I have to confess I don’t know whether any subsequent analysis has been carried out as to how long it would now take, but I don’t find it easy to hazard a guess as to how many more decades might have been added to that figure.

Back then, I wrote that the North-East cannot be expected to tolerate as a matter of course systemic imbalances in economic growth between regions, but in fact that has since become the unspoken policy of the British Government under both Labour and Tory administrations.

All of which makes the continuing debate over the direction of the economy perhaps more pertinent in this region than in any other.

For months, this debate has been stuck in a kind of stasis in which Labour endlessly and increasingly fatuously calls on the Government to adopt a ‘Plan B’ while the Government equally stubbornly insists it must stick to its course.

But this is now becoming more than just an arid intellectual battle between rival economic theories. People’s jobs, businesses and livelihoods are at stake.

The plaintive tone of Labour leader Ed Miliband’s speech to the Social Market Foundation on Thursday certainly conveyed the sense that a crisis point has been reached.

"Austerity at home, collective austerity abroad is no solution to the problems of jobs, growth or the deficit,” he said.

“Don't believe those who will tell you that any change in course will make us like Greece. The markets are as worried about the lack of growth in the economy as they are about debt levels.

"Knowing what we know now, about our economy, about growth prospects, about unemployment, about higher than expected borrowing, it would be the height of irresponsibility for the government to carry on regardless.

"I urge David Cameron: change course now, change course for the sake of our young people, change course for the sake of the country."

As it is, Mr Miliband is pushing at a partially open door in seeking a shift in the Government’s emphasis from deficit reduction to growth.

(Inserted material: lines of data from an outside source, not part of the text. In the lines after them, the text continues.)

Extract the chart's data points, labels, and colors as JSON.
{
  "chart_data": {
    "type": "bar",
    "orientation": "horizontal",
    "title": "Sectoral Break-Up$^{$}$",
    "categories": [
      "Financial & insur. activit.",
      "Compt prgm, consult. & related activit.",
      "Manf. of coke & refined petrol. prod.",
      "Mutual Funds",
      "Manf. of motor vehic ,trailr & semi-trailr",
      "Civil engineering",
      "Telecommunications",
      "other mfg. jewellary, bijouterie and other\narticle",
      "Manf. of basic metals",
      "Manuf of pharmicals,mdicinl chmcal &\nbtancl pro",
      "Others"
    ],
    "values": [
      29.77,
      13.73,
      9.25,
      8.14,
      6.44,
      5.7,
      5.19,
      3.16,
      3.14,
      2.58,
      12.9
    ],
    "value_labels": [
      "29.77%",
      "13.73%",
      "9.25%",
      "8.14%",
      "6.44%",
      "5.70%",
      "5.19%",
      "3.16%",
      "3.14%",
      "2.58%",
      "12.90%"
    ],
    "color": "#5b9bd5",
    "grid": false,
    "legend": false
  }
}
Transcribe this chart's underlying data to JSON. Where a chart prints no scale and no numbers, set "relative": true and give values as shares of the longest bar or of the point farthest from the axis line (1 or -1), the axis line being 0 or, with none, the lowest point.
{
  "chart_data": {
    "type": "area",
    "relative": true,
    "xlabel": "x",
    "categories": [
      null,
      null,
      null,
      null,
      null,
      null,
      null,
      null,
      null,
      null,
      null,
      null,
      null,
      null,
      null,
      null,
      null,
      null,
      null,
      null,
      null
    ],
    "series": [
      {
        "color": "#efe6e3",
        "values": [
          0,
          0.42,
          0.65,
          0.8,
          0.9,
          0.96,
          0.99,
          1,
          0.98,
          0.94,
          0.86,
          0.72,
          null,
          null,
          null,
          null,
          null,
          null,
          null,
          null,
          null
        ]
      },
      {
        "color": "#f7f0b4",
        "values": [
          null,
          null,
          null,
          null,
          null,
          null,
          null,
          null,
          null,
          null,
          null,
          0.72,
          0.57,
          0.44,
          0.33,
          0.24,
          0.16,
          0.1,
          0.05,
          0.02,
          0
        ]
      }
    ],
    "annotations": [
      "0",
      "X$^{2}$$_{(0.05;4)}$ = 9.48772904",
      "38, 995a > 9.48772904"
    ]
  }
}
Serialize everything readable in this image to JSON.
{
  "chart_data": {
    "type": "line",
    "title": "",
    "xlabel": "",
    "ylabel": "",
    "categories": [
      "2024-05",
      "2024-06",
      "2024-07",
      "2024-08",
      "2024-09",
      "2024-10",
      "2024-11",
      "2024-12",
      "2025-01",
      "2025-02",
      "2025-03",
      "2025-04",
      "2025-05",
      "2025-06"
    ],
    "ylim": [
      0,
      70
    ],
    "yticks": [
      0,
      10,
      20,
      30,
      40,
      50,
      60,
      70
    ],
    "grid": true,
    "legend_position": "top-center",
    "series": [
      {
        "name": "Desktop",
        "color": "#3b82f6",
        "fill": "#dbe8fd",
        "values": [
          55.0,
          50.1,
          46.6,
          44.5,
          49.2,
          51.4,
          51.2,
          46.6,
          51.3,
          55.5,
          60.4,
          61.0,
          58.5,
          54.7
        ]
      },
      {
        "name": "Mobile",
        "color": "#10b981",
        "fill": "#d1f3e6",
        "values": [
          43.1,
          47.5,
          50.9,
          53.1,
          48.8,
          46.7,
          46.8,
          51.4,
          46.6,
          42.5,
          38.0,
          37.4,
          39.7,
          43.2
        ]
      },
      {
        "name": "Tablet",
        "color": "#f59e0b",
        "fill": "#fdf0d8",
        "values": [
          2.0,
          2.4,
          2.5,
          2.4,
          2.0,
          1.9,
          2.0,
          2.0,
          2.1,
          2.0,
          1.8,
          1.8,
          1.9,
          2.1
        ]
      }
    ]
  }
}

Chancellor George Osborne is understood to be working on a package of pro-growth measures to be unveiled in the autumn statement later this month.

They are likely to include a new job-creation initiative for the young unemployed, incentives for private companies to invest in big infrastructure projects, and a scheme to under-write mortgages for first-time buyers.

There may also be a rebate for high-energy using industries to alleviate the impact of green taxes, blamed by RTZ Alcan for Thursday’s decision to close its plant in Northumberland.

Some of that will doubtless help the North-East, as will Thursday’s announcement that Virgin Money, newly-enlarged with the acquisition of Northern Rock, will have its headquarters in Newcastle.

But it scarcely amounts to a regional economic policy, still less a strategy for tackling the enduring North-South divide.

Thirteen years ago, lost North-East jobs were seen by the then governor of the Bank of England as an “acceptable” price to pay for preventing the South-East economy from overheating.

Now it seems they are once again being viewed as a price worth paying.